How can we bring sexy back to the trenches? Maybe if we get a new movie with someone as hot as Trinity using Snort instead of Nmap, we’ll finally attract the highly skilled talent we so desperately need. Until then, it’s up to the business side to ensure these positions are sufficiently attractive by demanding expertise and providing appropriate compensation. As long as the salaries for operations remain firmly entreched in “entry level”, we will continue to see cases like this where alerts are ignored and dismissed without a full understanding of the impact. 

 

Putting the “Management” Back Into “Vulnerability Management”

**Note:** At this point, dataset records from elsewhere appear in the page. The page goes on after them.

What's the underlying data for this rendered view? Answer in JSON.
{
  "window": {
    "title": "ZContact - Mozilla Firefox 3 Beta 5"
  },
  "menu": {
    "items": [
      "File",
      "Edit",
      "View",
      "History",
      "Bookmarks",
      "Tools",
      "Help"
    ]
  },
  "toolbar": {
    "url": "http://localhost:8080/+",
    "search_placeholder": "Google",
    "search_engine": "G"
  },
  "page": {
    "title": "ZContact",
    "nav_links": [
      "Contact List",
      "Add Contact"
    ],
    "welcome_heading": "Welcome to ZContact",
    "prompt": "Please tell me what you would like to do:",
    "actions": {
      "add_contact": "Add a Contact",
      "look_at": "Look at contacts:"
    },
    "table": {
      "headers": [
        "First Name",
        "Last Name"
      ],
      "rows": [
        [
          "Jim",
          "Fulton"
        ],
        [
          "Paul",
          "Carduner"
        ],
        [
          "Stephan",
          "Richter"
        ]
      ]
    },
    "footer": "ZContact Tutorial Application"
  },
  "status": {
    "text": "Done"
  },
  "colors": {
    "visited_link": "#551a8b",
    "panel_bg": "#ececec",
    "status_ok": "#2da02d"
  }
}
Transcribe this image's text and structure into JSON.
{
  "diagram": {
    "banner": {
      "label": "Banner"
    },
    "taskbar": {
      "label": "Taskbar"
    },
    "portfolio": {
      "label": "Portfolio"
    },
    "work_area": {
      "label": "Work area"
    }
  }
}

One of the most frustrating parts of external penetration testing was coming back the next year and finding the same vulnerabilities. When you look at the remediation plan you gave them, it looks like it took nine months just to figure out who was responsible for each of the problems. The other three months seem to have been spent on rationalizing why a critical vulnerability shouldn’t be resolved until after the next big upgrade, with a few minor patches being applied just to get the numbers to drop. Yet somehow, your client is astounded when you have domain admin creds by noon on the first day.

The worst part is that this isn’t limited to the findings of external consultants. Year after year, I come into organizations who have embraced the need for Vulnerability Management. SCAN ALL THE THINGS! GATHER ALL THE DATA! The metrics show you must be succeeding, because 100% of your enterprise is being scanned every month and you have an independent penetration test performed once a year. We lose sight of the “Management” part of Vulnerability Management and stop at Vulnerability Identification.

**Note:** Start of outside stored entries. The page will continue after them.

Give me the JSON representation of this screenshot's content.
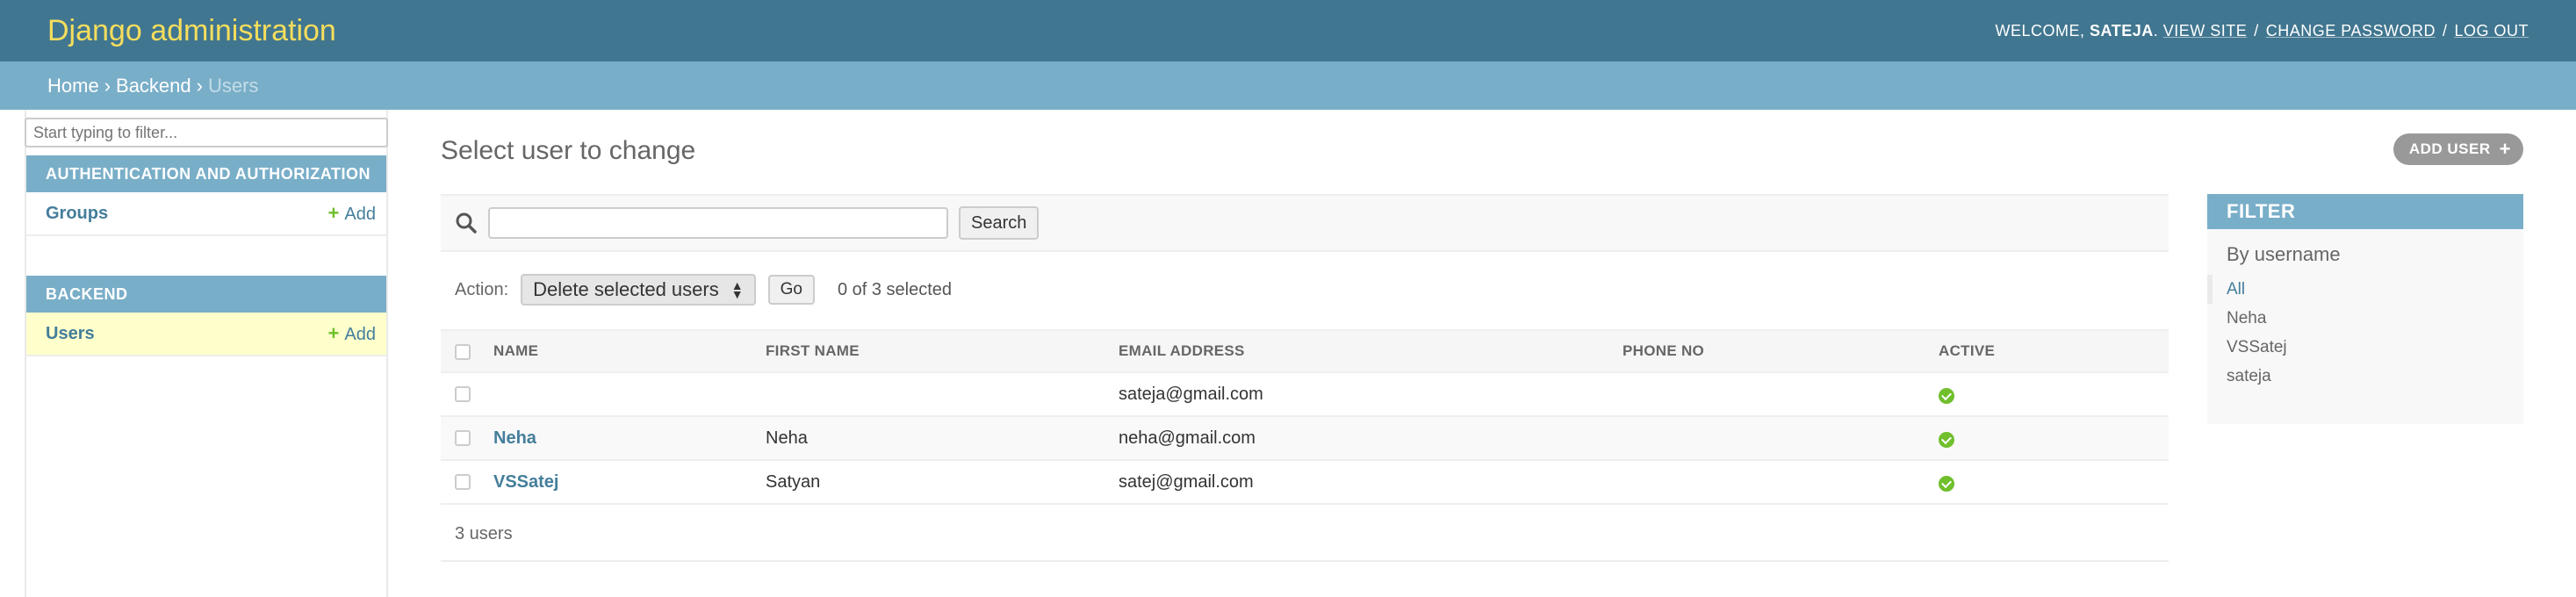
{
  "header": {
    "branding": "Django administration",
    "welcome": "WELCOME,",
    "username": "SATEJA",
    "view_site": "VIEW SITE",
    "change_password": "CHANGE PASSWORD",
    "log_out": "LOG OUT"
  },
  "breadcrumbs": {
    "home": "Home",
    "app": "Backend",
    "current": "Users"
  },
  "sidebar": {
    "filter_placeholder": "Start typing to filter...",
    "modules": [
      {
        "caption": "AUTHENTICATION AND AUTHORIZATION",
        "rows": [
          {
            "label": "Groups",
            "add": "Add"
          }
        ]
      },
      {
        "caption": "BACKEND",
        "rows": [
          {
            "label": "Users",
            "add": "Add"
          }
        ]
      }
    ]
  },
  "content": {
    "title": "Select user to change",
    "add_user": "ADD USER",
    "search_button": "Search",
    "action_label": "Action:",
    "action_selected": "Delete selected users",
    "go_button": "Go",
    "counter": "0 of 3 selected",
    "columns": [
      "NAME",
      "FIRST NAME",
      "EMAIL ADDRESS",
      "PHONE NO",
      "ACTIVE"
    ],
    "rows": [
      {
        "name": "",
        "first_name": "",
        "email": "sateja@gmail.com",
        "phone": "",
        "active": true
      },
      {
        "name": "Neha",
        "first_name": "Neha",
        "email": "neha@gmail.com",
        "phone": "",
        "active": true
      },
      {
        "name": "VSSatej",
        "first_name": "Satyan",
        "email": "satej@gmail.com",
        "phone": "",
        "active": true
      }
    ],
    "paginator": "3 users"
  },
  "filter": {
    "title": "FILTER",
    "subtitle": "By username",
    "options": [
      "All",
      "Neha",
      "VSSatej",
      "sateja"
    ],
    "selected": "All"
  },
  "colors": {
    "header_bg": "#417690",
    "branding": "#f5dd5d",
    "breadcrumb_bg": "#79aec8",
    "link": "#447e9b",
    "add_plus": "#70bf2b",
    "current_row": "#ffffcc"
  }
}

Knowing might be half the battle, but the war is won with actions. A truly successful Vulnerability Management program must have a function in place to see vulnerabilities through to remediation. Of course, the actual remediation activities almost always take place within various IT engineering teams, which means that in order to succeed, you have to drive cross-functional work streams. Taking accountability for overall security posture while simultaneously farming it out to individual business units is difficult, but it’s not impossible. Here are some simple steps to drive and measure a successful Vulnerability Management program.

1. Know how your organization is structured.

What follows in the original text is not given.